Every person living with dementia is an individual with individual needs
It may take time to find the best ways to connect with your loved one, but persevere and don’t be hard on yourself if nothing seems to be working. There will be good days and bad days but, by following the tips in this book, you will find topics of conversation and activities that you can do together – and really enjoy.
Communication isn’t just about the conversation
We can all appreciate the simple pleasures in life, whatever our state of health - such as good food, hot baths and fresh air. Sometimes, the best way to communicate with someone is to simply do something they love doing – and you like doing with them.
Changes in behaviour are all part of the disease
Dementia can cause people to lash out, to lose their inhibitions, to forget someone they have known for 50 years or more. It can be hard at times – but don’t be offended, don’t get cross and don’t apologise for them in front of others. It’s the dementia doing the talking – not the person you thought you knew so well before.

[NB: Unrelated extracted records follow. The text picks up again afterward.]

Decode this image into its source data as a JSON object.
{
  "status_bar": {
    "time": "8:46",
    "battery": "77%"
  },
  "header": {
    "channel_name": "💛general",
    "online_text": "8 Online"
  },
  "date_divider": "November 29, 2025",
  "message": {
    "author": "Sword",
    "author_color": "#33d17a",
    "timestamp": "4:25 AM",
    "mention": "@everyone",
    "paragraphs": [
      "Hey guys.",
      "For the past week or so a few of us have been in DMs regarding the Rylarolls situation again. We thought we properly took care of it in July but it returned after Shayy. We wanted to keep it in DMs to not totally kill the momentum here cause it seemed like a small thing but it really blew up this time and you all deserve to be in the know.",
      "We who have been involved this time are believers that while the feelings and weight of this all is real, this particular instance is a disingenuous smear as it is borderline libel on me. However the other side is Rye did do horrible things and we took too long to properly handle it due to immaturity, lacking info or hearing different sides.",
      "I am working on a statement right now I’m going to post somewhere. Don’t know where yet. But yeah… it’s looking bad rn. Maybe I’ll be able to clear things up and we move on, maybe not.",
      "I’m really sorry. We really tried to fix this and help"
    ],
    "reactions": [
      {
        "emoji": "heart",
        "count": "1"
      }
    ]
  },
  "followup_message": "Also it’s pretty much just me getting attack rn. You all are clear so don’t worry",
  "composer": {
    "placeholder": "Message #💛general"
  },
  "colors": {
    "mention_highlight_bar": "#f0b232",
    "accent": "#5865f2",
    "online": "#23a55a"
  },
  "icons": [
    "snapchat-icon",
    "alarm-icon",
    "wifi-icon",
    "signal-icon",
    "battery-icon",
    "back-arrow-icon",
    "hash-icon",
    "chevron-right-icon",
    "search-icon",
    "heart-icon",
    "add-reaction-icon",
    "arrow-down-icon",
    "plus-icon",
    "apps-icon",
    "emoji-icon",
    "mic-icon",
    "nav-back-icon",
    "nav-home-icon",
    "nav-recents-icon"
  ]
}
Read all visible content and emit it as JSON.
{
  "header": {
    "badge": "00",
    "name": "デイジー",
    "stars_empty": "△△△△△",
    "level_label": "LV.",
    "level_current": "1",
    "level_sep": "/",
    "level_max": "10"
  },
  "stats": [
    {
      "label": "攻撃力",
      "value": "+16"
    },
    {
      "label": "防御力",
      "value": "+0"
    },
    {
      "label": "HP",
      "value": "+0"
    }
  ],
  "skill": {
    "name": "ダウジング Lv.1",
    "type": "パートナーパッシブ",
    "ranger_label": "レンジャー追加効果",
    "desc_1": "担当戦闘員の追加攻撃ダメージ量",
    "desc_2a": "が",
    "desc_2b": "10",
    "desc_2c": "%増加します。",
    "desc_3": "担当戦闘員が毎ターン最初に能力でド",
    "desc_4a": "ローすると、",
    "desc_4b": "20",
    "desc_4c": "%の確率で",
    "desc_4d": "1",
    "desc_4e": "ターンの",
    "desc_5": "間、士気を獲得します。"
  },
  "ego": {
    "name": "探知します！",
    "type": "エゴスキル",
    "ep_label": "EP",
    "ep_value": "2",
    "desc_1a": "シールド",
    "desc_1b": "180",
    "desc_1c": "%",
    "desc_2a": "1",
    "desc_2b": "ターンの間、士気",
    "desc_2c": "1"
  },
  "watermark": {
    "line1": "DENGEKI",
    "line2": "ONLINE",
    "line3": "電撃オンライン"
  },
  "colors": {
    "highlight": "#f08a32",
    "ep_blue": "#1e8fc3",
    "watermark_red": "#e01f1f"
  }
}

Closed questions work better
So, rather than ask “what do you want to wear today?” say “would you like to wear the red cardigan or the blue one?” It’s little things like this that can make all the difference when communicating with someone living with dementia.
Do what you say you will
To someone living with dementia “see you later” means just that. If you don’t return “later” they can get very upset – especially if they are lonely. Think about how your words could be interpreted and try to be as literal with your choice of phrases as possible.
Sometimes it’s best to let go
One of the toughest things for families to cope with is the extent to which their loved one can change. However, life will become easier for everyone when it is accepted that things once so important to the relative, may no longer matter. Acknowledge, and love them, for who they are today.
It helps to try to see the world through the eyes of the person living with dementia
It’s a hard disease to understand but it’s important to know that living with dementia can make the everyday world unfamiliar, scary and unpredictable. As a visitor or a carer, you can provide reassurance not just through your words, but your tone of voice and touch.